According to the latest data from the National Fertiliser Development Centre (NFDC), total fertiliser offtake in February 2026 reached 528,000 tons, marking a remarkable increase of 62% month-on-month (MoM) and 2% year-on-year (YoY). This surge has been largely attributed to strong performance in Diammonium Phosphate (DAP), which saw a significant 159% MoM and 154% YoY jump.

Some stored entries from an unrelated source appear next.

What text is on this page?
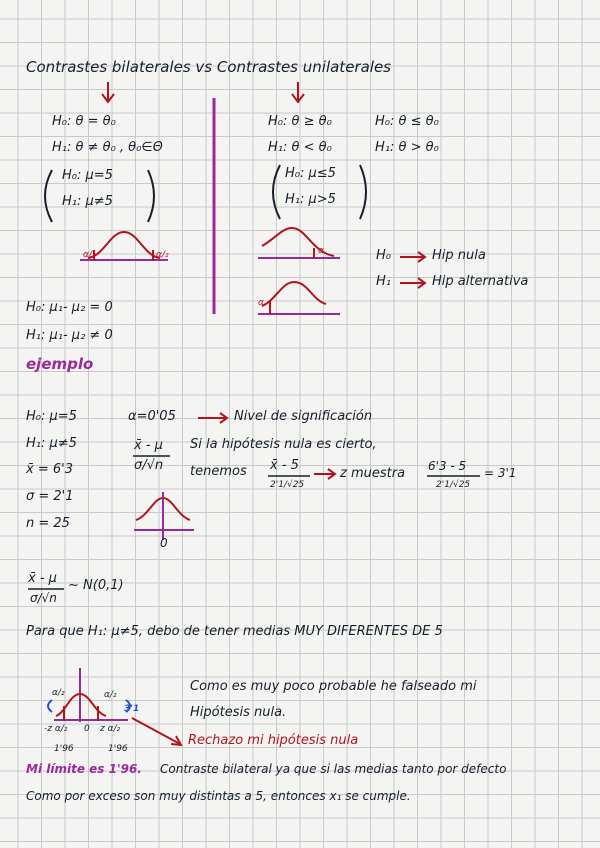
Contrastes bilaterales vs Contrastes unilaterales
H₀: θ = θ₀
H₁: θ ≠ θ₀ , θ₀∈Θ
H₀: μ=5
H₁: μ≠5
α/₂	α/₂
H₀: θ ≥ θ₀
H₁: θ < θ₀
H₀: θ ≤ θ₀
H₁: θ > θ₀
H₀: μ≤5
H₁: μ>5
α
α
H₀	Hip nula
H₁	Hip alternativa
H₀: μ₁- μ₂ = 0
H₁: μ₁- μ₂ ≠ 0
ejemplo
H₀: μ=5
H₁: μ≠5
x̄ = 6'3
σ = 2'1
n = 25
α=0'05	Nivel de significación
x̄ - μ
σ/√n
Si la hipótesis nula es cierto,
tenemos x̄ - 5
2'1/√25
z muestra 6'3 - 5
2'1/√25
= 3'1
0
x̄ - μ
σ/√n
~ N(0,1)
Para que H₁: μ≠5, debo de tener medias MUY DIFERENTES DE 5
α/₂	α/₂
3'1
-z α/₂ 0 z α/₂
1'96	1'96
Como es muy poco probable he falseado mi
Hipótesis nula.
Rechazo mi hipótesis nula
Mi límite es 1'96. Contraste bilateral ya que si las medias tanto por defecto
Como por exceso son muy distintas a 5, entonces x₁ se cumple.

Product Performance Highlights
Urea offtake showed a modest recovery, up 15% MoM to 251,000 tons. However, this figure remains down 27.7% YoY, indicating that despite the uptick, overall demand is still subdued. DAP, on the other hand, rebounded robustly to 102,000 tons, signalling a significant pick-up in demand. Other products, including Calcium Ammonium Nitrate (CAN), NPK, and NP, also recorded substantial MoM increases of 90%, 274%, and 631%, respectively, suggesting a gradual normalization as previously accumulated inventory is depleted.
Company Performance Insights
Fauji Fertilizer Company reported a urea offtake of 142,000 tons in February, deviating from the industry trend with a decline of 19% MoM and 9% YoY. However, its DAP sales demonstrated resilience, climbing to 57,000 tons—up 179% MoM and 127% YoY.
In contrast, Engro Fertilisers Limited experienced a notable recovery in urea offtake, rising 178% MoM, although still down 30% YoY. Fatima Fertiliser Company also saw a dramatic 224% MoM increase in urea sales, but volumes remained low at 21,000 tons, reflecting a significant 69% YoY decline.
Although offtake levels remain below historical averages, the sequential recovery across players indicates a gradual improvement in demand as the fertiliser sector continues to manage excess inventory. As the market moves forward, these trends may suggest a revitalisation in fertiliser consumption, positioning agricultural producers for a more robust growing season ahead.